Kidney disease: the hidden cause of chronic resistant hypertension (high blood pressure).
The kidneys are the key organs that regulate systemic blood pressure. The kidneys are the bean-shaped organs in the posterior part of the abdominal cavity located below the lower margin of the rib cage and the upper limit of the pelvic cavity. The two kidneys regulate blood volume, excrete acid waste, metabolize drugs, balance electrolytes, and produce hormones. Yes, the kidneys do a lot more than make urine. In Chinese medicine, it is even believed that the strength of the kidneys controls the bones as well as fertility. In this article, I will focus on how kidney disease can cause or lead to intractable high blood pressure.
Accelerated hypertension Renal failure. The opposite is also true. In physiology, it is always thought that diseased kidneys need high blood pressure to maintain tissue perfusion. This simply means that in order for the rest of the body’s tissues to continue to receive nutrients and oxygen through the blood, the kidneys have to raise blood pressure. This is a natural survival mechanism that is incompatible with optimal health.
The renal vasculature is a low-pressure bed. In other words, the kidneys are very sensitive to changes in blood pressure and tend to react with renal artery spasm (sclerosis) and raising blood pressure through the renin-angiotensin-aldolsterone mechanism. Don’t let this discourage you, I’ll explain it to you.
Renin is the hormone secreted by juxtaglomerular cells in response to decreased blood volume, low potassium, low adrenaline, or decreased renal perfusion pressure. Renin then converts a 10 amino acid protein (packaged in the liver) called angiotensinogen into an 8 amino acid polypeptide called angiotensin I. Angiotensin I is still inactive but is activated in the lungs by angiotensin converting enzyme (ACE) a active angiotensin II. . Angiotensin II is a potent vasoconstrictor. At the same time, renin also stimulates the adrenal glands (adrenal glands) to secrete a hormone called aldosterone which, in turn, stimulates the renal nephrons to reabsorb salt and water to expand blood volume. All in an attempt to raise blood pressure.
Now, aside from atherosclerosis and blood viscosity, the biggest cause of essential hypertension is glomerulosclerosis. The glomeruli are the filtering apparatus of the kidneys.
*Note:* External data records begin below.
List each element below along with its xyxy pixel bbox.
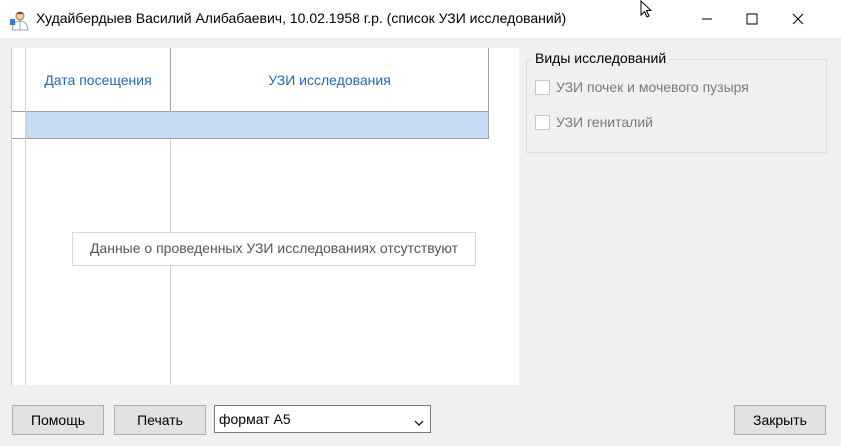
checkbox-genitals[interactable]: УЗИ гениталий bbox=[535, 114, 653, 130]
maximize-icon bbox=[746, 13, 758, 25]
close-dialog-button[interactable]: Закрыть bbox=[734, 405, 826, 435]
column-header-date[interactable]: Дата посещения bbox=[26, 72, 170, 88]
types-groupbox bbox=[526, 59, 827, 153]
close-window-button[interactable] bbox=[775, 0, 821, 38]
chevron-down-icon bbox=[414, 414, 424, 430]
empty-state-message: Данные о проведенных УЗИ исследованиях о… bbox=[72, 232, 476, 266]
maximize-button[interactable] bbox=[729, 0, 775, 38]
window-title: Худайбердыев Василий Алибабаевич, 10.02.… bbox=[36, 10, 567, 26]
types-group-title: Виды исследований bbox=[532, 50, 670, 66]
checkbox-label: УЗИ почек и мочевого пузыря bbox=[556, 79, 749, 95]
minimize-button[interactable] bbox=[684, 0, 730, 38]
usi-grid[interactable]: Дата посещения УЗИ исследования Данные о… bbox=[11, 48, 519, 385]
print-button[interactable]: Печать bbox=[114, 405, 206, 435]
close-icon bbox=[792, 13, 804, 25]
doctor-app-icon bbox=[8, 9, 30, 31]
print-format-select[interactable]: формат А5 bbox=[214, 405, 431, 433]
column-header-usi[interactable]: УЗИ исследования bbox=[171, 72, 488, 88]
checkbox-box[interactable] bbox=[535, 114, 550, 130]
checkbox-box[interactable] bbox=[535, 79, 550, 95]
checkbox-kidneys[interactable]: УЗИ почек и мочевого пузыря bbox=[535, 79, 749, 95]
selected-row[interactable] bbox=[26, 112, 488, 139]
column-divider-right bbox=[488, 48, 489, 139]
minimize-icon bbox=[702, 18, 712, 20]
help-button[interactable]: Помощь bbox=[12, 405, 104, 435]
title-bar: Худайбердыев Василий Алибабаевич, 10.02.… bbox=[0, 0, 841, 38]
checkbox-label: УЗИ гениталий bbox=[556, 114, 653, 130]
row-header-column bbox=[12, 48, 26, 385]
row-header-cell[interactable] bbox=[12, 112, 25, 139]
print-format-value: формат А5 bbox=[219, 411, 291, 427]
mouse-cursor-icon bbox=[640, 0, 653, 21]
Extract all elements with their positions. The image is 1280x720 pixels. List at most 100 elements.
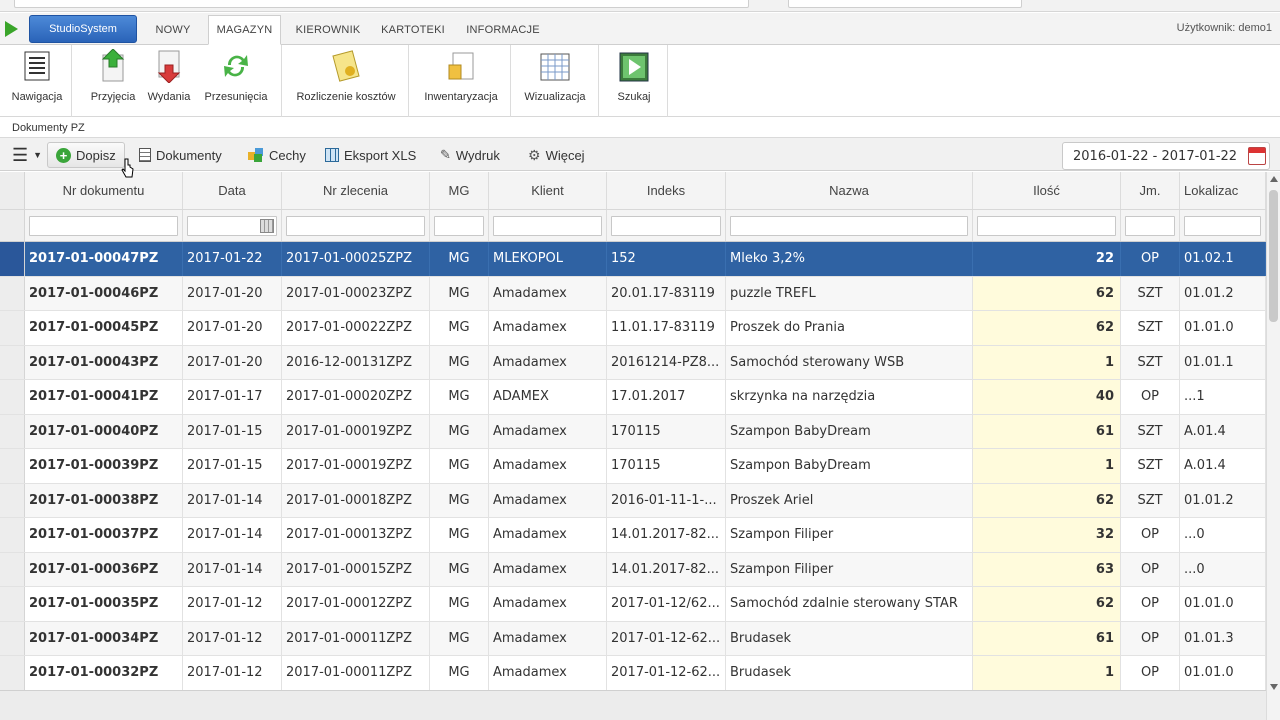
tab-nowy[interactable]: NOWY: [143, 15, 203, 45]
browser-search-field[interactable]: [788, 0, 1022, 8]
filter-input-date[interactable]: [187, 215, 277, 236]
table-row[interactable]: 2017-01-00035PZ 2017-01-12 2017-01-00012ZP…: [0, 587, 1266, 622]
filter-input-order-number[interactable]: [286, 215, 425, 236]
cell-warehouse: MG: [430, 311, 489, 345]
filter-input-quantity[interactable]: [977, 215, 1116, 236]
filter-cell-quantity: [973, 210, 1121, 241]
navigation-button[interactable]: Nawigacja: [8, 49, 66, 103]
column-header-date[interactable]: Data: [183, 172, 282, 209]
cell-order-number: 2017-01-00019ZPZ: [282, 449, 430, 483]
scroll-up-icon[interactable]: [1270, 176, 1278, 182]
column-header-name[interactable]: Nazwa: [726, 172, 973, 209]
cell-index: 17.01.2017: [607, 380, 726, 414]
table-row[interactable]: 2017-01-00038PZ 2017-01-14 2017-01-00018ZP…: [0, 483, 1266, 518]
cell-unit: SZT: [1121, 449, 1180, 483]
cell-doc-number: 2017-01-00038PZ: [25, 483, 183, 517]
cell-doc-number: 2017-01-00041PZ: [25, 380, 183, 414]
scroll-thumb[interactable]: [1269, 190, 1278, 322]
receipt-button[interactable]: Przyjęcia: [88, 48, 138, 103]
column-header-warehouse[interactable]: MG: [430, 172, 489, 209]
column-header-unit[interactable]: Jm.: [1121, 172, 1180, 209]
issue-label: Wydania: [147, 91, 191, 103]
costs-button[interactable]: Rozliczenie kosztów: [292, 49, 400, 103]
table-row[interactable]: 2017-01-00032PZ 2017-01-12 2017-01-00011ZP…: [0, 656, 1266, 691]
add-button[interactable]: + Dopisz: [47, 142, 125, 168]
cell-location: ...0: [1180, 552, 1266, 586]
row-marker: [0, 414, 25, 448]
filter-input-doc-number[interactable]: [29, 215, 178, 236]
calendar-icon[interactable]: [260, 218, 274, 233]
cell-order-number: 2017-01-00012ZPZ: [282, 587, 430, 621]
cell-date: 2017-01-20: [183, 276, 282, 310]
cell-doc-number: 2017-01-00039PZ: [25, 449, 183, 483]
receipt-icon: [97, 48, 129, 83]
brand-button[interactable]: StudioSystem: [29, 15, 137, 43]
row-marker: [0, 518, 25, 552]
table-row[interactable]: 2017-01-00045PZ 2017-01-20 2017-01-00022ZP…: [0, 311, 1266, 346]
filter-row: [0, 210, 1266, 242]
column-header-client[interactable]: Klient: [489, 172, 607, 209]
cell-location: A.01.4: [1180, 414, 1266, 448]
filter-input-name[interactable]: [730, 215, 968, 236]
cell-quantity: 62: [973, 276, 1121, 310]
tab-kierownik[interactable]: KIEROWNIK: [288, 15, 368, 45]
cell-order-number: 2017-01-00019ZPZ: [282, 414, 430, 448]
column-header-index[interactable]: Indeks: [607, 172, 726, 209]
print-icon: ✎: [440, 147, 451, 162]
filter-input-unit[interactable]: [1125, 215, 1175, 236]
table-row[interactable]: 2017-01-00037PZ 2017-01-14 2017-01-00013ZP…: [0, 518, 1266, 553]
cell-unit: OP: [1121, 552, 1180, 586]
tab-informacje[interactable]: INFORMACJE: [458, 15, 548, 45]
filter-input-location[interactable]: [1184, 215, 1261, 236]
more-button[interactable]: ⚙ Więcej: [524, 142, 589, 168]
print-button[interactable]: ✎ Wydruk: [436, 142, 504, 168]
table-row[interactable]: 2017-01-00046PZ 2017-01-20 2017-01-00023ZP…: [0, 276, 1266, 311]
table-row[interactable]: 2017-01-00041PZ 2017-01-17 2017-01-00020ZP…: [0, 380, 1266, 415]
column-header-quantity[interactable]: Ilość: [973, 172, 1121, 209]
filter-input-client[interactable]: [493, 215, 602, 236]
cell-index: 11.01.17-83119: [607, 311, 726, 345]
documents-button[interactable]: Dokumenty: [135, 142, 226, 168]
vertical-scrollbar[interactable]: [1266, 172, 1280, 720]
date-range-field[interactable]: 2016-01-22 - 2017-01-22: [1062, 142, 1270, 170]
filter-input-warehouse[interactable]: [434, 215, 484, 236]
column-header-doc-number[interactable]: Nr dokumentu: [25, 172, 183, 209]
filter-cell-order-number: [282, 210, 430, 241]
cell-date: 2017-01-20: [183, 345, 282, 379]
scroll-down-icon[interactable]: [1270, 684, 1278, 690]
cell-client: Amadamex: [489, 552, 607, 586]
column-header-location[interactable]: Lokalizac: [1180, 172, 1266, 209]
table-row[interactable]: 2017-01-00043PZ 2017-01-20 2016-12-00131ZP…: [0, 345, 1266, 380]
navigation-icon: [21, 49, 53, 83]
issue-button[interactable]: Wydania: [144, 49, 194, 103]
visualization-button[interactable]: Wizualizacja: [521, 49, 589, 103]
table-row[interactable]: 2017-01-00040PZ 2017-01-15 2017-01-00019ZP…: [0, 414, 1266, 449]
cell-date: 2017-01-12: [183, 621, 282, 655]
document-icon: [139, 148, 151, 162]
export-button[interactable]: Eksport XLS: [321, 142, 420, 168]
cell-index: 170115: [607, 449, 726, 483]
play-icon[interactable]: [5, 21, 18, 37]
inventory-button[interactable]: Inwentaryzacja: [421, 49, 501, 103]
filter-input-index[interactable]: [611, 215, 721, 236]
calendar-icon[interactable]: [1248, 147, 1266, 165]
tab-magazyn[interactable]: MAGAZYN: [208, 15, 281, 45]
table-row[interactable]: 2017-01-00036PZ 2017-01-14 2017-01-00015ZP…: [0, 552, 1266, 587]
filter-cell-unit: [1121, 210, 1180, 241]
toolbar: ☰ ▼ + Dopisz Dokumenty Cechy Eksport XLS…: [0, 137, 1280, 171]
search-button[interactable]: Szukaj: [611, 49, 657, 103]
features-button[interactable]: Cechy: [244, 142, 310, 168]
transfer-button[interactable]: Przesunięcia: [202, 49, 270, 103]
address-field[interactable]: [14, 0, 749, 8]
date-range-value: 2016-01-22 - 2017-01-22: [1073, 148, 1238, 164]
cell-unit: SZT: [1121, 483, 1180, 517]
tab-kartoteki[interactable]: KARTOTEKI: [375, 15, 451, 45]
cell-order-number: 2017-01-00023ZPZ: [282, 276, 430, 310]
cell-date: 2017-01-14: [183, 483, 282, 517]
cell-order-number: 2017-01-00022ZPZ: [282, 311, 430, 345]
table-row[interactable]: 2017-01-00034PZ 2017-01-12 2017-01-00011ZP…: [0, 621, 1266, 656]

Glomerulosclerosis is a fancy way of saying that the glomeruli are caked with debris, fibrin clots (fibrosis), and acidic debris that clogs the filters. As such, the pressure builds. The input is now more than the output. The tubules or nephrons also harden at the same time. we call this nephrosclerosis. Diabetes can also speed up this process as in diabetic nephropathy.
Keep in mind that even before hypertension is diagnosed, half of the kidneys are gone. If your hypertension is accompanied by leg swelling, tiredness, and puffy eyes in the absence of heart failure, your kidneys must have been diseased. The sad part is that kidney function tests like blood urea nitrogen and serum creatinine can still be normal at this point.
To avoid end-stage renal failure and concomitant hypertension, an ounce of prevention is always better than a pound of cure. Stop all foods that damage the kidneys, such as junk, fragmented and devitalized foods. All fried foods, processed foods, drugs like aspirin, too much refined sugar, heavy metals (lead and cadmium), heavy animal protein, coffee, and antihypertensives especially diuretics.
To restore the kidney to normal before it is too late, you should perform debridement with an enzyme mix that contains proteolytic enzymes such as nattokinase and serrapeptase. Kidney-friendly herbs like milk thistle, uva ursi, parsley, corn silk, and buchu. Raw fruits and vegetables also help restore stamina and kidney function without harmful prescription drugs. To get rid of heavy metals, you chelate with EDTA, malic acid, vitamin C, N-acetylcysteine, magnesium, vitamin B6, CoQ10, and zinc.